Saturday, November 14, 2009

Fucked up my plans again through the same incredible ineptitude. Will be taking school slower in light of magnificently bombing this fucking Logic paper. I could theoretically fix it, but my test scores, along with looking at the rubric for the position paper, shows I'm not getting it. I'm extremely disappointed. It was just one more class in my workload, and I'm still not doing as well as I did in the summer. I don't understand how I can't handle the same work as anyone else. If I had the words, if I thought I could form the arguments at all, I'd still be working on it. Switching the argument means starting back at zero and going to three thousand words and brand new sources, which, between now and Wednesday is infeasible because of the fact I need to study for two tests in Japanese-- yeah, for some reason, two in the same week.
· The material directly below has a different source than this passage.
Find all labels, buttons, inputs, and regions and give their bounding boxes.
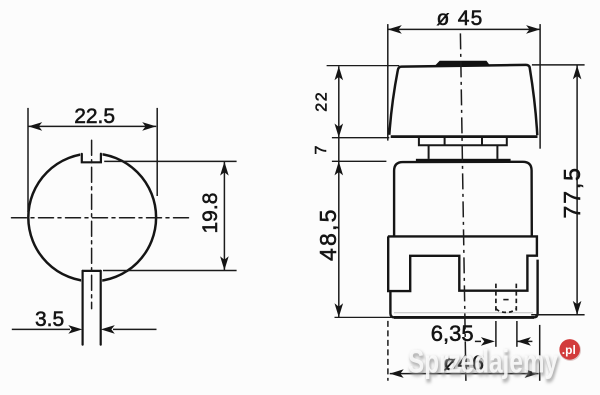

I'm not doing poorly there, but I can't afford to skimp on studying anymore. There's no time, there aren't enough words, there's no inspiration. I really like Logic, too, which breaks my heart to know I suck at it so much. Kind of like my sketching class. History repeats itself, and I'm sort of hoping it's not going to continue as a trend-- that is, doing terribly at the things I enjoy.

Addendum- I also forgot to check in on Bear like I said I would. It's been a pretty good week for being a giant waste of flesh.

1 comment:

  1. I think we both need something REALLY GOOD, and maybe really fun, to happen. Amen? (No idea what, just now, though.)